How to prove the Mean Value Theorem using Rolle's Theorem? I am getting the impression that it is possible by adding a linear function to a function where Rolle's theorem applies to prove the MVT. However, I can't quite turn this idea into a rigorous mathematical argument.

• Use the function defined by $\phi(x)=f(x)-f(a)-{f(b)-f(a)\over b-a}(x-a)$ (this gives the difference of $f$ and the function whose graph is the line segment joining the points $\bigl(a,f(a)\bigr)$ and $\bigl(b, f(b)\bigr)$. – David Mitra Dec 15 '12 at 1:33
• @David I think I understand.

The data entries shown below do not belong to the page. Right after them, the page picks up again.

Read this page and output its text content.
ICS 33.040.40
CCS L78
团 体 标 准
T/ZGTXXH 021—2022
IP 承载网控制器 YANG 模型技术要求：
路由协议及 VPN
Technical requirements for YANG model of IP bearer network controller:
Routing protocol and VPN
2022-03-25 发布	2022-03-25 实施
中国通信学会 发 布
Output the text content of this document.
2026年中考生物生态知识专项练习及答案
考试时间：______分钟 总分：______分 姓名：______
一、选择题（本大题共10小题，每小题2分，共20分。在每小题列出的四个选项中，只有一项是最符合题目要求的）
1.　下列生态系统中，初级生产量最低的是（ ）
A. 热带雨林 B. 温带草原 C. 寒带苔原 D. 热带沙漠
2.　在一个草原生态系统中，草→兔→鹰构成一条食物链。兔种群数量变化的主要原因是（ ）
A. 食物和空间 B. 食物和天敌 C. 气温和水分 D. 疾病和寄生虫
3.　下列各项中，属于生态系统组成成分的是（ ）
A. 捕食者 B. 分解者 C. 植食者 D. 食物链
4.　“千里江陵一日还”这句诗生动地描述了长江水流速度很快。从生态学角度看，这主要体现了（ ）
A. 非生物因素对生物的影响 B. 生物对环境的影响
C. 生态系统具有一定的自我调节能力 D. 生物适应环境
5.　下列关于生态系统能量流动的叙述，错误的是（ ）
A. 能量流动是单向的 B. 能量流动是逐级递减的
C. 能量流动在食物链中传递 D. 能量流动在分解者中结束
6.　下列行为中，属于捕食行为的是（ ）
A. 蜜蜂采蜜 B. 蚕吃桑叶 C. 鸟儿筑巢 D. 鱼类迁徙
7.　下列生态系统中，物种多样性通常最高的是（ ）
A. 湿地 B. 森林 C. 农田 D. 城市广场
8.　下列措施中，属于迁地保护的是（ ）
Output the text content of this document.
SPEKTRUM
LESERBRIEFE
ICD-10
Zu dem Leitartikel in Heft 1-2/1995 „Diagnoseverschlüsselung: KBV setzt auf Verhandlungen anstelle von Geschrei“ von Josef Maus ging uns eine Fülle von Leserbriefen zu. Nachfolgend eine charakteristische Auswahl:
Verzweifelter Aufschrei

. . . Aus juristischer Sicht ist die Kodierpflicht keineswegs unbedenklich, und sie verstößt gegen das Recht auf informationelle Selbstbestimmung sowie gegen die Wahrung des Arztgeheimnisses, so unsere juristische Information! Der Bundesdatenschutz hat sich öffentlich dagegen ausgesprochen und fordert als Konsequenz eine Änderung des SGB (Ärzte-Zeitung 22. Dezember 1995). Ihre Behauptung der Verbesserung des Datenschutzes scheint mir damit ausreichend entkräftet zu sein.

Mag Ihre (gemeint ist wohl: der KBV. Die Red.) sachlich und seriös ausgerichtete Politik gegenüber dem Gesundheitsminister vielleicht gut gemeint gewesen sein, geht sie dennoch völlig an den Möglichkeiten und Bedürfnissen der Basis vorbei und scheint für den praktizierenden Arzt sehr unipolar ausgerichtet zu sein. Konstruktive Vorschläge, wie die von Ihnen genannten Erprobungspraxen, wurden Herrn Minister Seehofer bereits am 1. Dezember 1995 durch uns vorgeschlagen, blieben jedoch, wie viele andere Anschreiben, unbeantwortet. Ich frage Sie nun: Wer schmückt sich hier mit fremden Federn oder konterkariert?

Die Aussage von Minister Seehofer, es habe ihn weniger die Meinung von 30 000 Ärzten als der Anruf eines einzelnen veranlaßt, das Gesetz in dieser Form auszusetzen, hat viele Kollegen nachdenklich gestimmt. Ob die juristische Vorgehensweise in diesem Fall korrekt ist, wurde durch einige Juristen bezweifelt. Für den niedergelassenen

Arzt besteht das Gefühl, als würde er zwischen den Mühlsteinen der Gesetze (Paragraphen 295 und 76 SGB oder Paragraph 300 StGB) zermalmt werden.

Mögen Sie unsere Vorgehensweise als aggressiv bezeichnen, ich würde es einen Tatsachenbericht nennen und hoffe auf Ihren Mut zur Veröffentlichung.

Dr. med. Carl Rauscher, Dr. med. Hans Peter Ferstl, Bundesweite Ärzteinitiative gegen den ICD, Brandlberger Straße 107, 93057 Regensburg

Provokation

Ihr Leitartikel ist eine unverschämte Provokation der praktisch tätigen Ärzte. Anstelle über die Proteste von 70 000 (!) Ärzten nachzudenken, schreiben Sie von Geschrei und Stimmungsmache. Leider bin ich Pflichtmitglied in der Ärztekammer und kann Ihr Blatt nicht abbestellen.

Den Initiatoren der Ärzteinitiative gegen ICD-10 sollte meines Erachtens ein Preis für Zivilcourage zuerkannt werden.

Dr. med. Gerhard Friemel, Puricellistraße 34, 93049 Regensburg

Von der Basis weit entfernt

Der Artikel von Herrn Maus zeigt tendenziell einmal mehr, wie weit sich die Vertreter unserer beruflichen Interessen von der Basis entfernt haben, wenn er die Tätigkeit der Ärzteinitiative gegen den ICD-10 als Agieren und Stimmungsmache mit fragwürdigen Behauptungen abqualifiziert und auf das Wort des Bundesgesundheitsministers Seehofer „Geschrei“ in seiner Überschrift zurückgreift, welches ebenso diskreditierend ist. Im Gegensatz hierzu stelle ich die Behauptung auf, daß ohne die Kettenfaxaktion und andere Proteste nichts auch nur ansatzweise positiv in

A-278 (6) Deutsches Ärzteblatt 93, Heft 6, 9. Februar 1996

If I subtract the line from the function, then the point c between a and b such that $f'(c) = (f(b) - f(a))/(b - a)$ becomes $f'(c) = 0$. However, how can I now mathematically use that function to formally prove the MVT? – hesson Dec 15 '12 at 1:45
• My analysis professor's one-sentence proof was "tilt your head". – MJD Dec 15 '12 at 3:00

For $f$ continuous on $[a,b]$ and differentiable on $(a,b)$, the standard proofs I've seen use the function that gives the difference of $f$ and the function whose graph is the line segment joining the points $\bigl(a,f(a)\bigr)$ and $(b,f(b)\bigr)$; $$\phi(x)=f(x)-f(a)-{f(b)-f(a)\over b-a}(x-a).$$
From the continuity and differentiablity of $f$ (and standard theorems such as the difference of continuous functions is continuous) it follows that $\phi$ is continuous on $[a,b]$ and differentiable on $(a,b)$. Since $\phi(a)=\phi(b)=0$, Rolle's theorem applies to $\phi$ on $[a,b]$. Writing down the result obtained from Rolle's Theorem gives all that is desired.